Finland specifies its stand on the Nature Restoration Law
The Grand Committee of theFinnish Parliament has issued a statement on the Nature Restoration Law of the EU. The Finnish Forest Industries Federation agrees with the committee’s decision to specify and tighten the Government’s stance.
According to the statement, the Grand Committee does not approve of the Nature Restoration Law in its present form as proposed by the Commission and requires significant changes to the proposal as well as attention to national forest policy. Moreover, for reasons of equity, the Grand Committee proposes considerable amendments to the costs falling upon Finland. According to assessments, the costs incurred by the implementation of the targets would be extremely high for Finland and extensively impact the national budget.

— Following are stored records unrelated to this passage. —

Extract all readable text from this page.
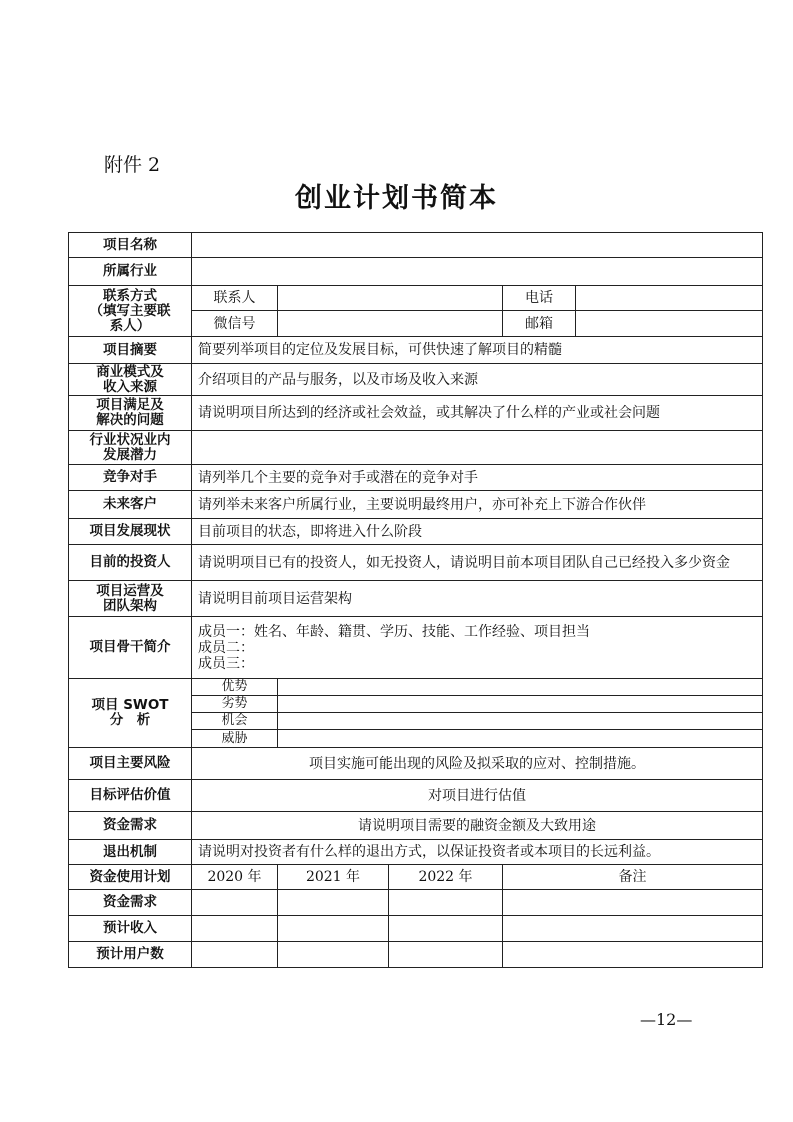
附件 2
创业计划书简本
项目名称					
所属行业					

联系方式
（填写主要联
系人）	联系人			电话	
	微信号			邮箱	
项目摘要	简要列举项目的定位及发展目标，可供快速了解项目的精髓				

商业模式及
收入来源	介绍项目的产品与服务，以及市场及收入来源				

项目满足及
解决的问题	请说明项目所达到的经济或社会效益，或其解决了什么样的产业或社会问题				

行业状况业内
发展潜力					

竞争对手	请列举几个主要的竞争对手或潜在的竞争对手				
未来客户	请列举未来客户所属行业，主要说明最终用户，亦可补充上下游合作伙伴				
项目发展现状	目前项目的状态，即将进入什么阶段				
目前的投资人	请说明项目已有的投资人，如无投资人，请说明目前本项目团队自己已经投入多少资金				

项目运营及
团队架构	请说明目前项目运营架构				
项目骨干简介	成员一：姓名、年龄、籍贯、学历、技能、工作经验、项目担当
成员二：
成员三：				

项目 SWOT
分　析	优势				
	劣势				
	机会				
	威胁				
项目主要风险	项目实施可能出现的风险及拟采取的应对、控制措施。				
目标评估价值	对项目进行估值				
资金需求	请说明项目需要的融资金额及大致用途				
退出机制	请说明对投资者有什么样的退出方式，以保证投资者或本项目的长远利益。				
资金使用计划	2020 年	2021 年	2022 年	备注	
资金需求					
预计收入					
预计用户数					
—12—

The Grant Committee formulated its stance after processing by various special committees of Parliament. The common message from the committees was that the Nature Restoration Law proposed by the Commission cannot be accepted in its current form.
The Finnish Forest Industries Federation believes that the statement from the Grand Committee highlights the right issues; however, a stronger stance concerning the restoration targets would be prudent.

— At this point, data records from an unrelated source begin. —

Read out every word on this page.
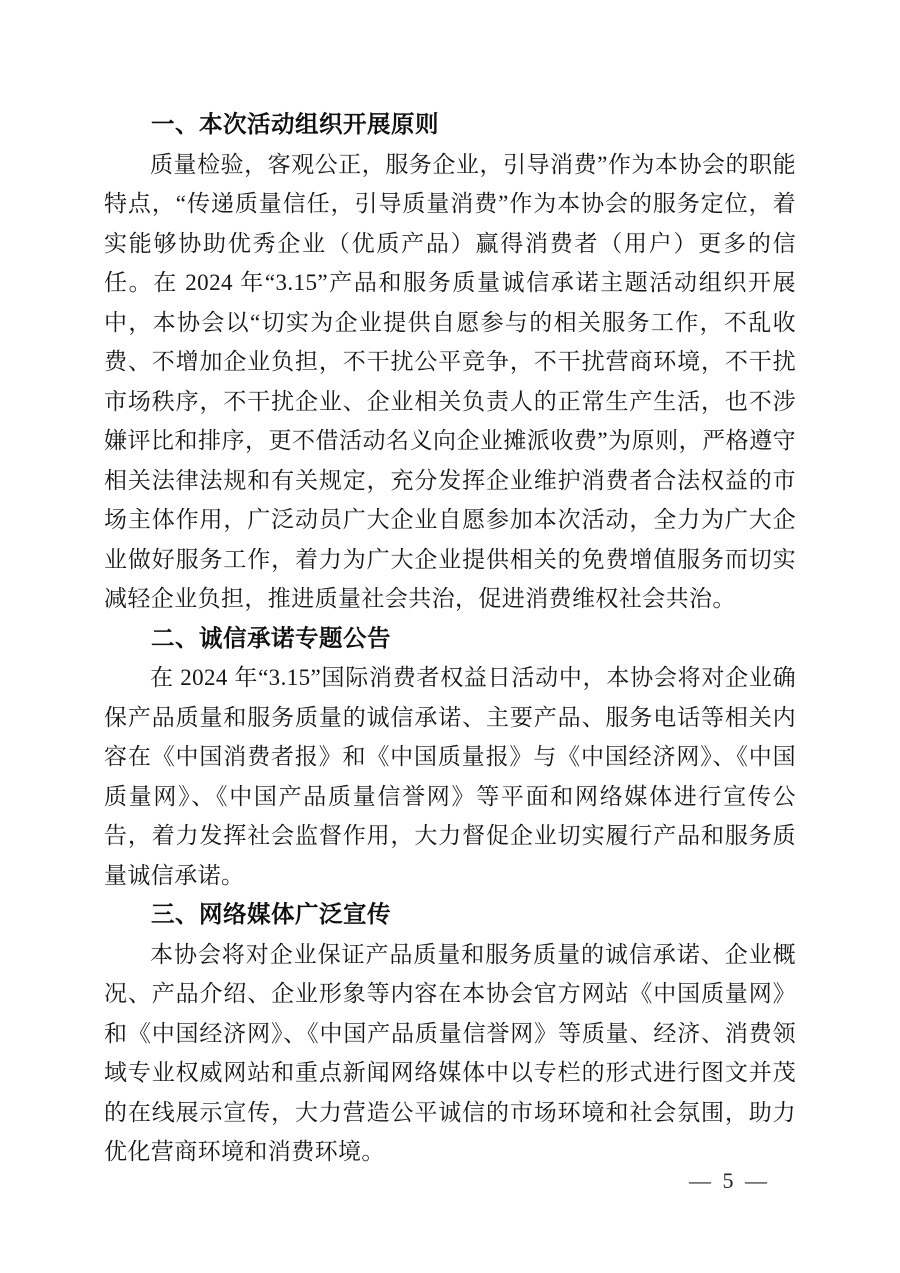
一、本次活动组织开展原则

质量检验，客观公正，服务企业，引导消费”作为本协会的职能特点，“传递质量信任，引导质量消费”作为本协会的服务定位，着实能够协助优秀企业（优质产品）赢得消费者（用户）更多的信任。在 2024 年“3.15”产品和服务质量诚信承诺主题活动组织开展中，本协会以“切实为企业提供自愿参与的相关服务工作，不乱收费、不增加企业负担，不干扰公平竞争，不干扰营商环境，不干扰市场秩序，不干扰企业、企业相关负责人的正常生产生活，也不涉嫌评比和排序，更不借活动名义向企业摊派收费”为原则，严格遵守相关法律法规和有关规定，充分发挥企业维护消费者合法权益的市场主体作用，广泛动员广大企业自愿参加本次活动，全力为广大企业做好服务工作，着力为广大企业提供相关的免费增值服务而切实减轻企业负担，推进质量社会共治，促进消费维权社会共治。

二、诚信承诺专题公告

在 2024 年“3.15”国际消费者权益日活动中，本协会将对企业确保产品质量和服务质量的诚信承诺、主要产品、服务电话等相关内容在《中国消费者报》和《中国质量报》与《中国经济网》、《中国质量网》、《中国产品质量信誉网》等平面和网络媒体进行宣传公告，着力发挥社会监督作用，大力督促企业切实履行产品和服务质量诚信承诺。

三、网络媒体广泛宣传

本协会将对企业保证产品质量和服务质量的诚信承诺、企业概况、产品介绍、企业形象等内容在本协会官方网站《中国质量网》和《中国经济网》、《中国产品质量信誉网》等质量、经济、消费领域专业权威网站和重点新闻网络媒体中以专栏的形式进行图文并茂的在线展示宣传，大力营造公平诚信的市场环境和社会氛围，助力优化营商环境和消费环境。

— 5 —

- The comprehensive processing by Parliament and the wide-ranging discussion on the EU initiative that considerably impacts the use of forests are extremely important steps. I’m particularly pleased to see that, as a result, Finland broadened its stance to place more emphasis on the economic impact of the initiative, says Maija Rantamäki, Manager, International and EU Forest Affairs at the Finnish Forest Industries Federation.
The Finnish Forest Industries Federation has repeatedly stated that nature restoration as part of promoting biodiversity is crucial and that Finland is already conducting extensive restoration measures. However, the restoration targets should be balanced with other environmental objectives, such as climate targets, the availability of renewable materials and energy self-sufficiency. The impact on employment rates in the regions should also be considered. In practice, this would mean lowering the binding restoration targets.
- The Restoration Law applies to a wide range of Finnish forests, including peatland forests, and, therefore, the industry’s procurement of raw materials. The forest industry helps the world break free from fossil-fuel economy as the demand for renewable, recyclable wood products is constantly increasing. The products manufactured by the forest industry also help address other global challenges, such as population growth, ageing and urbanisation. Maintaining the operational prerequisites of such an industry will benefit us all, says Rantamäki.
For decades, Finland has carried out nature restoration projects by means of voluntary systems. The Finnish Forest Industries Federation emphasises that healthy forests are the basis for the procurement of raw materials for the forest industry, and the forest industry is committed to promoting biodiversity.
The statement by the Grant Committee will guide Finland’s negotiations in the Council.